The House of Bishops has issued a statement in indicating that the majority of bishops "strongly support" the move to admit women to the episcopate. At the same time the bishops are strongly committed to preserving an "honoured place" within the Church for those who cannot accept this development. Although there are some who feel that present proposals will not be able to deliver a satisfactory result for those on both sides of this issue, the majority of the bishops are committed to "keeping faith" with the present process.
The July Synod will be a demanding time. Pray for our members, Archdeacon Jonathan Boardman, the Revd Canon Debbie Flach, (Lay) Canon Ann Turner and Mr Roger Fry, as well as for our Bishop Geoffrey.
The House of Bishops Statement issued today 18 May is below.
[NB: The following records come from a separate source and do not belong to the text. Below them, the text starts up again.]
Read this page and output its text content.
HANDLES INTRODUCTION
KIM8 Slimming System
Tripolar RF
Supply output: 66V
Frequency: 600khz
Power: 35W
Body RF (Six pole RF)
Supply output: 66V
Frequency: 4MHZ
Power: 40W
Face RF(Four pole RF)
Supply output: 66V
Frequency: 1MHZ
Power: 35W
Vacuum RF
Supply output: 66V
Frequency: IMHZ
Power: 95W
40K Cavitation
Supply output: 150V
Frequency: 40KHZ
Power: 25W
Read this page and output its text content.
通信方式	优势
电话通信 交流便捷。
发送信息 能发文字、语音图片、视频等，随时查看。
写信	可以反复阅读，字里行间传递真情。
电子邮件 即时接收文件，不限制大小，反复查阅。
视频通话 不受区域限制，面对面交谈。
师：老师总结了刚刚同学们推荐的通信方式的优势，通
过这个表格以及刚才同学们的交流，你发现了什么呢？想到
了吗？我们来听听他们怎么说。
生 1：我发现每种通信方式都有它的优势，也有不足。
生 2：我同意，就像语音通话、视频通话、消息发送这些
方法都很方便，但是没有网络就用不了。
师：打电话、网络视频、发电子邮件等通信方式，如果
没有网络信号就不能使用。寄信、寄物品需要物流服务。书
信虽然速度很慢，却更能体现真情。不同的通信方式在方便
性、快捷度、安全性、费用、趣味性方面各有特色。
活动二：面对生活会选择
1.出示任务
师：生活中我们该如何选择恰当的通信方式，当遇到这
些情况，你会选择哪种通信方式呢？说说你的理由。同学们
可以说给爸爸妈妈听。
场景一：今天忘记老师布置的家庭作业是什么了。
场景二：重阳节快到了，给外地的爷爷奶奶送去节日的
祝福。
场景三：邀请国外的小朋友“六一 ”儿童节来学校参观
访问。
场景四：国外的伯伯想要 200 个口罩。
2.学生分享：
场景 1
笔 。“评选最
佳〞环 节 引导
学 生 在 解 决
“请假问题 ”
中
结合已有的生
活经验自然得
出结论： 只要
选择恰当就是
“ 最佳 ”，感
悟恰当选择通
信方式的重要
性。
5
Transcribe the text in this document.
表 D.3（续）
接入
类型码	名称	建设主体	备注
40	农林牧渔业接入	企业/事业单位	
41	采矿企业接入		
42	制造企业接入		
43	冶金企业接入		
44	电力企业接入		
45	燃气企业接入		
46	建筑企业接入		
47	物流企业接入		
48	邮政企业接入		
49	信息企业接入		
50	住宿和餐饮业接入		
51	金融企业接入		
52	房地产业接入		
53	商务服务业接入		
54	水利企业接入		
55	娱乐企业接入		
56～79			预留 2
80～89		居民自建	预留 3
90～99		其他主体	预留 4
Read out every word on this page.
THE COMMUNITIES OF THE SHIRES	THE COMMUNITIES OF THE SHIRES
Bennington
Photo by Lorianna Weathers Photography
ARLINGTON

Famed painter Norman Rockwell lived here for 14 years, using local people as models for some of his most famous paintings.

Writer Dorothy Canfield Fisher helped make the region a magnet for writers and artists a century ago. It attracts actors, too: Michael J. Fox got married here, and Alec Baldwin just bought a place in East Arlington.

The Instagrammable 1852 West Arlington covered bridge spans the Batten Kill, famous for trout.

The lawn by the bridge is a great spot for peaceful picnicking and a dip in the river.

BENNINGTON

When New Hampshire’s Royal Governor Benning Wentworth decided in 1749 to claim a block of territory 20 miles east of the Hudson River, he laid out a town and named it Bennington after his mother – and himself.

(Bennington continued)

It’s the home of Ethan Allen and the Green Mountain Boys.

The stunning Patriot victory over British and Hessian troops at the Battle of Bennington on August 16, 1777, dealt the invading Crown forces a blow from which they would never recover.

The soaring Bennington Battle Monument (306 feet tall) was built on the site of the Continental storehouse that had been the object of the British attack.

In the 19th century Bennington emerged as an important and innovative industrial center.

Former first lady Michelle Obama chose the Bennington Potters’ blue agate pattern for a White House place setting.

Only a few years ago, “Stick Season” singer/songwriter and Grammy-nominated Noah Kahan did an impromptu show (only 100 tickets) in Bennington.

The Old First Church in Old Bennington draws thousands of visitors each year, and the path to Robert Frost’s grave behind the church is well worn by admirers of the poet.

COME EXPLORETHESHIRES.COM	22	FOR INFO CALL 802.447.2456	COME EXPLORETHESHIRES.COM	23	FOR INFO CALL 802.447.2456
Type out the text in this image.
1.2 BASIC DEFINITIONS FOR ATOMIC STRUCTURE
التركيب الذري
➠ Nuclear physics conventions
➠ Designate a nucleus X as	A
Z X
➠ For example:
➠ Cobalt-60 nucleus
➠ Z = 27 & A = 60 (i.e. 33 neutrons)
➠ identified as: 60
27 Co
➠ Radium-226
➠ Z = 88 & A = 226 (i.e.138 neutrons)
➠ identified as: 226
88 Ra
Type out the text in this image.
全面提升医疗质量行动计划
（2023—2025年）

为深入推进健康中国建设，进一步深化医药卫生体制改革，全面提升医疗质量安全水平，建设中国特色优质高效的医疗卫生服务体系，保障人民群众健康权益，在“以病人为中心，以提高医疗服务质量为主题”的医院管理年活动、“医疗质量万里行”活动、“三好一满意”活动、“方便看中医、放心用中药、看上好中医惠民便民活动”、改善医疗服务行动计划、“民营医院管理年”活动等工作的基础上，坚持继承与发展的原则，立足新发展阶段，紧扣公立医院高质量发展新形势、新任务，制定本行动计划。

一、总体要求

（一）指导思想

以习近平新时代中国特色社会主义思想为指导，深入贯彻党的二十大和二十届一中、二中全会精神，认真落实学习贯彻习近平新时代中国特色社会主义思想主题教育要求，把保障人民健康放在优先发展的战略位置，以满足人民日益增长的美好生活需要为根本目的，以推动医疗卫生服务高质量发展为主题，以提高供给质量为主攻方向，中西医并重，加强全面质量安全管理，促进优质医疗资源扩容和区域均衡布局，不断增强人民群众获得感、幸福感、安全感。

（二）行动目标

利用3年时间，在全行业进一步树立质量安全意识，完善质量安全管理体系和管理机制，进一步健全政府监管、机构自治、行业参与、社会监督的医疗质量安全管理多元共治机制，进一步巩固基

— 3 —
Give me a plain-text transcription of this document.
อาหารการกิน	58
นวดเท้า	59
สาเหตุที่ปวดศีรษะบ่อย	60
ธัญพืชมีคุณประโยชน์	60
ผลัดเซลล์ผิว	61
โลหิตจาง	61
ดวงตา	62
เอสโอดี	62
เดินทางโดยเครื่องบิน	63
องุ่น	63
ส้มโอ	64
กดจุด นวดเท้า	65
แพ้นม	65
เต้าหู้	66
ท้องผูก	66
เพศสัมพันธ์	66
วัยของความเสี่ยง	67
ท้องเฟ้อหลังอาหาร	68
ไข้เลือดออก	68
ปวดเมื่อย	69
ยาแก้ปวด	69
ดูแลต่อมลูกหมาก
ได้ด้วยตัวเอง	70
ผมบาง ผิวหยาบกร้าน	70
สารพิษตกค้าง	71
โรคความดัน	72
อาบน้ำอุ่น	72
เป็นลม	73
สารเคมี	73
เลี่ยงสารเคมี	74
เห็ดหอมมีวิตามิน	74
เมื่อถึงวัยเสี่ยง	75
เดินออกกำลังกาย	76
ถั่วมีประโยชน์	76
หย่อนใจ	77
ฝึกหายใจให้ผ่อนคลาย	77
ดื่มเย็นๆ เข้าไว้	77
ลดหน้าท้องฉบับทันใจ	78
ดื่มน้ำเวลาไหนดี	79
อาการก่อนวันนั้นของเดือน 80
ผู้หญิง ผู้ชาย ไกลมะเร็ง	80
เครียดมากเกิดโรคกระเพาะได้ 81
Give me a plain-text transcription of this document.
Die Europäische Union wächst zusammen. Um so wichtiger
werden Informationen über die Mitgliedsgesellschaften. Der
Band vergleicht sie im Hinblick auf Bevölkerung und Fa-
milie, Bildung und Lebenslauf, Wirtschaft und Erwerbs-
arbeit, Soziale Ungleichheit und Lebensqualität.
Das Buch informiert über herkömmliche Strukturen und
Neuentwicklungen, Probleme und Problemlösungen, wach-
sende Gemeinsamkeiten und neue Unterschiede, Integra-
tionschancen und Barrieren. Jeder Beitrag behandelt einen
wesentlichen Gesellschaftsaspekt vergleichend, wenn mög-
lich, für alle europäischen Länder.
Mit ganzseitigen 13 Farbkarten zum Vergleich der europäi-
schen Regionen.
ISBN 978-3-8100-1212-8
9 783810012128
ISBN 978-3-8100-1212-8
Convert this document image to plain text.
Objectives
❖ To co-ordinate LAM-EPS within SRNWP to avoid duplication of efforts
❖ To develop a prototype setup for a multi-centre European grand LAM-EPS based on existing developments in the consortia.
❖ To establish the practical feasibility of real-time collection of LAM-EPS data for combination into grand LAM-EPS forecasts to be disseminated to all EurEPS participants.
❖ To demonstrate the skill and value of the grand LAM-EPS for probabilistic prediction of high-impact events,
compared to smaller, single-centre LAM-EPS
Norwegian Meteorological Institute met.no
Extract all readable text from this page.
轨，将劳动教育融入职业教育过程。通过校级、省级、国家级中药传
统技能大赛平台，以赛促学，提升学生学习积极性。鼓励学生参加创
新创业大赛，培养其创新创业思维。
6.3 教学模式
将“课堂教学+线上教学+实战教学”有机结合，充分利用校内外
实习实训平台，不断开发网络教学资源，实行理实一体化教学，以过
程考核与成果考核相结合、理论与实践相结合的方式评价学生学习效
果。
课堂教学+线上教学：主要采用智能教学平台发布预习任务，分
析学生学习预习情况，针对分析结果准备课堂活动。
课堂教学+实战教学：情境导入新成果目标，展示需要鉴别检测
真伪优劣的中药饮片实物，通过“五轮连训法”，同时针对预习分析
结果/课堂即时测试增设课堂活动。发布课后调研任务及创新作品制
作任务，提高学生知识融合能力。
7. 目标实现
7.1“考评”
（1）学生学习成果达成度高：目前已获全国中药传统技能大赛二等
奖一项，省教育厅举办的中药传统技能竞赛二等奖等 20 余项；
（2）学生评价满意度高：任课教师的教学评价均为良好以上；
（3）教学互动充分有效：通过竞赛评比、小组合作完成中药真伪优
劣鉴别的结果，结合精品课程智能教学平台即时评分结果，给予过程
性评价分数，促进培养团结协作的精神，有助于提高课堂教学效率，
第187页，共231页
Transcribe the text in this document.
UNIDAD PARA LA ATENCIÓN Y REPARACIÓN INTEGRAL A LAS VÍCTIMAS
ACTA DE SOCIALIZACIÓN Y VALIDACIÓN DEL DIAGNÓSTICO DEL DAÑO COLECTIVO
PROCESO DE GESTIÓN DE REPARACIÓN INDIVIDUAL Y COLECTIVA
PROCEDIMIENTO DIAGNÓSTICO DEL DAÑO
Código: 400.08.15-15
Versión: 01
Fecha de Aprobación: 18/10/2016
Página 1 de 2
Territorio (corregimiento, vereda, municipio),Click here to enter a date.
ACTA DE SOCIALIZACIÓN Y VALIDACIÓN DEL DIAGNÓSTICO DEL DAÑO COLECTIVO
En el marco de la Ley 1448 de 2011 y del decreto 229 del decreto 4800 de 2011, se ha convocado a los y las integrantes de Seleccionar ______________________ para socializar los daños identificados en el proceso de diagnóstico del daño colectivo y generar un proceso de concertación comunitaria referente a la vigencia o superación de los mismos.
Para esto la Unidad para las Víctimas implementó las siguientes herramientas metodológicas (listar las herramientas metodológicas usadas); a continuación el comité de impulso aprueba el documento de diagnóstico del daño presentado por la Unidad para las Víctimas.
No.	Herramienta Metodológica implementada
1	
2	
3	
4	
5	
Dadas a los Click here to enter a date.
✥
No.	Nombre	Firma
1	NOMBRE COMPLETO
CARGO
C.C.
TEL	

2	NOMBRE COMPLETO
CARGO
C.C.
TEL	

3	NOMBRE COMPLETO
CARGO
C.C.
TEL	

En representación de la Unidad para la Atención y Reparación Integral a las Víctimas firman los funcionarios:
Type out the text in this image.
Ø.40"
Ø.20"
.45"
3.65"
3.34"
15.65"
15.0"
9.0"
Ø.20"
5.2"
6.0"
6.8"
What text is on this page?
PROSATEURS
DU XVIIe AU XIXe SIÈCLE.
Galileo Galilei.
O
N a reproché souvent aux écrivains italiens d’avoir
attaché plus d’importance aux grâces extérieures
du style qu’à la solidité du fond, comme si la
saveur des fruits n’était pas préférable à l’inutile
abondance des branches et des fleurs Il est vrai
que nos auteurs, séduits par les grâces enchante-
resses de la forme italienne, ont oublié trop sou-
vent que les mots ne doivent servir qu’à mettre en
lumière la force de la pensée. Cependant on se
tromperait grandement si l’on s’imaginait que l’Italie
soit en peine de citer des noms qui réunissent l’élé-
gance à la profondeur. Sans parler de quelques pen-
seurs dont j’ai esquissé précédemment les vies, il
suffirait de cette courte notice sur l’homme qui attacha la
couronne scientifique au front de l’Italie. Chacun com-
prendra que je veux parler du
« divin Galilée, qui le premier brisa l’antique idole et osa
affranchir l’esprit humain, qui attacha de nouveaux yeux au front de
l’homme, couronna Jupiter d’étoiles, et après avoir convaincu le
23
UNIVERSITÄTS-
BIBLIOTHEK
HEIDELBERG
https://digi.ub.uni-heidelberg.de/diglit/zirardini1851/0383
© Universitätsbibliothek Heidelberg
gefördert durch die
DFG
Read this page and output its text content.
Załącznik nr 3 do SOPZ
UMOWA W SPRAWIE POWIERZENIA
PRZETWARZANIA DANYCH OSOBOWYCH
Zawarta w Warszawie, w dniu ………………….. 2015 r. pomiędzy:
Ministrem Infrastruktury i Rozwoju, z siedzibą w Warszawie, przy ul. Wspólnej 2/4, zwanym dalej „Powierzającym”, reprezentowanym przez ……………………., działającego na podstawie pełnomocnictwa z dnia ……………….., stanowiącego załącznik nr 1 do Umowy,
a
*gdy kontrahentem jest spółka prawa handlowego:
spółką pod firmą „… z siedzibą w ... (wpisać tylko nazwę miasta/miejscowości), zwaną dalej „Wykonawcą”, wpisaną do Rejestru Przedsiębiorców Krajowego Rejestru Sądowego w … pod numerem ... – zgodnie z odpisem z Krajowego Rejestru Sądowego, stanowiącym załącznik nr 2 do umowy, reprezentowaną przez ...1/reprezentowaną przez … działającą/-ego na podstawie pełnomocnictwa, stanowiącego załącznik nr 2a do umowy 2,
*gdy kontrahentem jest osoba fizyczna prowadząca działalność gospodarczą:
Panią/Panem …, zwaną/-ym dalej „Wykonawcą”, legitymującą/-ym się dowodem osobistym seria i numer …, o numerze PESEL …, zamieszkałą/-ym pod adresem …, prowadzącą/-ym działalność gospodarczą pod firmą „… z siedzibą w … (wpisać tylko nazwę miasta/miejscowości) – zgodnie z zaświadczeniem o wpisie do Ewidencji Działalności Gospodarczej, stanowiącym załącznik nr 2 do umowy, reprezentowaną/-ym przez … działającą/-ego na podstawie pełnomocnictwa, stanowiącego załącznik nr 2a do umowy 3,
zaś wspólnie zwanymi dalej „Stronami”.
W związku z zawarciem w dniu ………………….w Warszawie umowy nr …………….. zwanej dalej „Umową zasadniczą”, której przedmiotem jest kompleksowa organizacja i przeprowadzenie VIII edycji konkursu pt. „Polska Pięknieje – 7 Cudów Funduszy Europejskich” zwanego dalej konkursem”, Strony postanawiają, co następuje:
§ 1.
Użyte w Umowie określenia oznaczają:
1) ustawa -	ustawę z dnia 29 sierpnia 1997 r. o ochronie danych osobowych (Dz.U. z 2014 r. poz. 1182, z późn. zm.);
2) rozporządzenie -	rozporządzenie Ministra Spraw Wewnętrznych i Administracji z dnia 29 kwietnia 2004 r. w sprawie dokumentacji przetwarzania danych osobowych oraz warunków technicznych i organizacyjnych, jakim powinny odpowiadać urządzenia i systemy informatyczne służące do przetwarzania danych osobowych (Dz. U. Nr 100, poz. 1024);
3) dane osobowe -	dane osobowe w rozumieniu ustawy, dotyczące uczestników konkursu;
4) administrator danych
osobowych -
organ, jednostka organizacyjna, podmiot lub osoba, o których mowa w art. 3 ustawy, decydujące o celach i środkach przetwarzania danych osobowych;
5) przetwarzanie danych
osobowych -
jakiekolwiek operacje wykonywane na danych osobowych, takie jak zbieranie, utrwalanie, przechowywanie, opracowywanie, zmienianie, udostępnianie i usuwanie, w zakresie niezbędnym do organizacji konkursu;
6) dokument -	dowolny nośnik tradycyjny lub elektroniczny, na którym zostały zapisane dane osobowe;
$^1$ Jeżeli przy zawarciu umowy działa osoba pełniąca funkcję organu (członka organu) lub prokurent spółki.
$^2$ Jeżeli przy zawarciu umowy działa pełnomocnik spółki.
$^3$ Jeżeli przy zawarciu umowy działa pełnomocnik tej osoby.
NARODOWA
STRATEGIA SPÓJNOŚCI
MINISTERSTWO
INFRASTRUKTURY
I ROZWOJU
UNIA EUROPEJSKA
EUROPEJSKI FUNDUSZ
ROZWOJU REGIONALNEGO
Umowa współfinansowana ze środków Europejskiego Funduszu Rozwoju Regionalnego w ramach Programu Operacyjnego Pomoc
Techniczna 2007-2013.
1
Follow the read more link.
At its meeting in York on 17-18 May, the House of Bishops discussed the Revision Committee’s report on the draft legislation to enable women to become bishops.
The House noted that the forthcoming meeting of the General Synod in July would be a key moment in the legislative process when all 470 members of Synod would have the opportunity to debate the report and proceed to a clause by clause consideration of the draft Measure and Amending Canon. The House believed that the Synod would be helped in its task by the clarity and thoroughness of the Committee’s analysis.
As previous debates have shown, a majority of the members of the House strongly support the admission of women to the episcopate. At the same time there remains a strong commitment on the part of the House to preserve an honoured place within the Church of England for those unable to receive this development. There continues to be a variety of views within the House over the best way of achieving that, while enabling women fully to exercise their new ministry.
The July Synod has the potential to be one of the most demanding meetings of the Synod for many years. It will, in the view of the House, be an occasion when all concerned will need to listen with particular care to those with views that differ from their own and to acknowledge the passion and sincerity with which those views are held.
The House is aware that there are those who believe that the present legislative process does not have the potential to lead to a satisfactory conclusion and that a better outcome is more likely to be achieved in some years’ time. Most members of the House consider, however, that it is crucial to keep faith with the present process. They see no grounds for believing that the issues with which the Church is grappling will become significantly easier to resolve with the passage of time.
The July debates will provide the chance for the full Synod to decide whether it wishes to make significant changes to the draft legislation, including whether to retain an approach based on a statutory code of practice or to support amendments giving effect to some other approach. What happens thereafter will depend on what Synod decides. On any basis it will be at least another two years before the mind of the Church of England can be determined at the final approval stage.
The House accepted the recommendation of the Revision Committee that, if the proposal for a statutory code of practice is retained in July, work to develop a fresh draft of the code should start soon thereafter. The House will, in those circumstances, establish a group, constituted consistently with the Committee’s recommendation.